No princípio dos anos 1930, com a conquista de sua independência formal,
requisito essencial para a admissão na Liga das Nações, o Iraque continuaria a
insistir em suas pretensões territoriais. Entretanto, suas solicitações não
prosperariam, em face de a Grã-Bretanha exercer também o comando da política
externa do pequeno reino. Nas próximas décadas, o Iraque continuaria a seguir
os ditames ocidentais, ao manter as mesmas bases para a comercialização do
petróleo. Durante o inicio da Segunda Guerra Mundial, o país entraria em
divergências com a tutela britânica e instalaria um governo simpático ao Eixo.
No entanto, já em 1942, a situação anterior seria restaurada e o país se
tornaria um ponto estratégico valioso para a Grã-Bretanha e Estados Unidos32.
Efeitos do processo descolonizador
Todavia, os ecos dos processos de descolonização afro-asiáticos influenciariam
sobremaneira a região. Mesmo assim, em 1947, Zidanov, assessor de Stálin,
afirmaria que o Oriente Médio seria uma área dominada por Estados Unidos e Grã-
Bretanha, que competiriam entre si. No ambiente bipolar, Iraque, Turquia e
Paquistão assinariam o Pacto de Bagdá, de cunho anticomunista. Em 1958, um
golpe de Estado transformaria o país em república. Imediatamente, uma aliança
anglo-americana seria formada para invadir o país para restaurar a monarquia.
Todavia, não haveria apoio interno, de modo que um ultimato seria endereçado ao
novo governo: caso os contratos petrolíferos fossem anulados, o país seria
invadido. O governo aceitaria a condição.

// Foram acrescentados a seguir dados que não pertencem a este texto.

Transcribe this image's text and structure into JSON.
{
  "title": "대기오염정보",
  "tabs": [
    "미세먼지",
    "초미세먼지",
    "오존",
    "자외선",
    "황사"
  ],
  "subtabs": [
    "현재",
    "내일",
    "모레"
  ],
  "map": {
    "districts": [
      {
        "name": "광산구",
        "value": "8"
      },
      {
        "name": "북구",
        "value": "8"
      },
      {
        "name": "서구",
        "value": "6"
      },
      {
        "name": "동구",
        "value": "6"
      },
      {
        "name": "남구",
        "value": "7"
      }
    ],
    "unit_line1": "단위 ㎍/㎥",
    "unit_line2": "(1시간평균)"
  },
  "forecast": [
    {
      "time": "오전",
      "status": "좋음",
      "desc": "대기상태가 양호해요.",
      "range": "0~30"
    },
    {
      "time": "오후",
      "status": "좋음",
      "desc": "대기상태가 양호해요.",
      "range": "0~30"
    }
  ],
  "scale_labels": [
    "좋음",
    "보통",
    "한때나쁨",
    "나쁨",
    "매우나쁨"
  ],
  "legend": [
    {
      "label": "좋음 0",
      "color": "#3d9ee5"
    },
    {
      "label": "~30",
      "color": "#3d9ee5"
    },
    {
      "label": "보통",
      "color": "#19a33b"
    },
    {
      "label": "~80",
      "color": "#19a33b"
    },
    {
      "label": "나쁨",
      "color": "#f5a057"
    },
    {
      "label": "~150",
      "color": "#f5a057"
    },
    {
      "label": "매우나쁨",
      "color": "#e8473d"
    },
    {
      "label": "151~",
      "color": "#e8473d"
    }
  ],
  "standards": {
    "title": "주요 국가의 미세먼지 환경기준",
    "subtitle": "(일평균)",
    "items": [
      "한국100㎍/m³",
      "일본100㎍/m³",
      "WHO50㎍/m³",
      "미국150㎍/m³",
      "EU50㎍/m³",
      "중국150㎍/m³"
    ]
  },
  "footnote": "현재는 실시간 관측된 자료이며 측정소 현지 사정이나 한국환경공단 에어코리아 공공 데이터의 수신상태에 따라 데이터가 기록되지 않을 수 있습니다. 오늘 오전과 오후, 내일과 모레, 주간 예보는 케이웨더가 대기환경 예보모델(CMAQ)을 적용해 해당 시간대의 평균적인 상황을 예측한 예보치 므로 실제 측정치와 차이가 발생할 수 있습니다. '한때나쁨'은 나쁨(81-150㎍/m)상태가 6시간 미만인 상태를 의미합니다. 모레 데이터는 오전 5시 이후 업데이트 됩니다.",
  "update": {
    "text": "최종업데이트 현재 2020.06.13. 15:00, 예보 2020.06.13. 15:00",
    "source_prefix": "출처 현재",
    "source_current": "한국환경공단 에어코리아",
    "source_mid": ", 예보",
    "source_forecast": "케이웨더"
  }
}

Contudo, a pressão da sociedade continuaria, visto que o país arrecadava pouco
de suas concessões petrolíferas, que permaneciam bastante inexploradas, em
virtude de as corporações petrolíferas planejarem a exploração do produto
considerando toda a região. Assim, o governo solicitaria a devolução de algumas
áreas. A resposta das companhias foi diminuir a produção, causando mais
transtornos econômicos ao Iraque, que, como retaliação, retirar-se-ia do Pacto
de Bagdá, solicitaria a saída de tropas britânicas de seus territórios,
cancelaria programas de auxílio americano e, por fim, assinaria com a União
Soviética em 1959 um acordo de cooperação técnica e econômica. Mais tarde,
aprovaria uma lei, que garantiria a presença das empresas petrolíferas em seu
território apenas em campos já explorados, revertendo para o Estado as áreas
inexploradas. Desse modo, o país recuperaria 99,5% dos campos.
Em 1963, o governo cairia, por um golpe de Estado, estimulado pela CIA. Uma
aliança empresarial seria proposta entre a empresa estatal e corporações
estrangeiras, mas não entraria em vigor, pela oposição interna e,
posteriormente, em função da Guerra Árabe-Israelense, em 1967. A produção
petrolífera iraquiana, sob mãos estrangeiras, continuaria pouco explorada, se
comparada com Irã, Arábia Saudita e Coveite. Em face da dependência financeira
do petróleo, o país atravessaria, portanto, uma fase de estagnação econômica,
que reverteria em instabilidade política. No fim da década, novo golpe
proporcionaria a assunção do Partido Baath - Renascimento -, que havia sido
expelido da participação do poder no movimento de sedição anterior.
Em 1972, o governo promoveria a estatização do petróleo, mas indenizaria as
corporações expropriadas. Aproximar-se-ia da França e União Soviética para a
obtenção de assistência técnica e créditos para a expansão das atividades.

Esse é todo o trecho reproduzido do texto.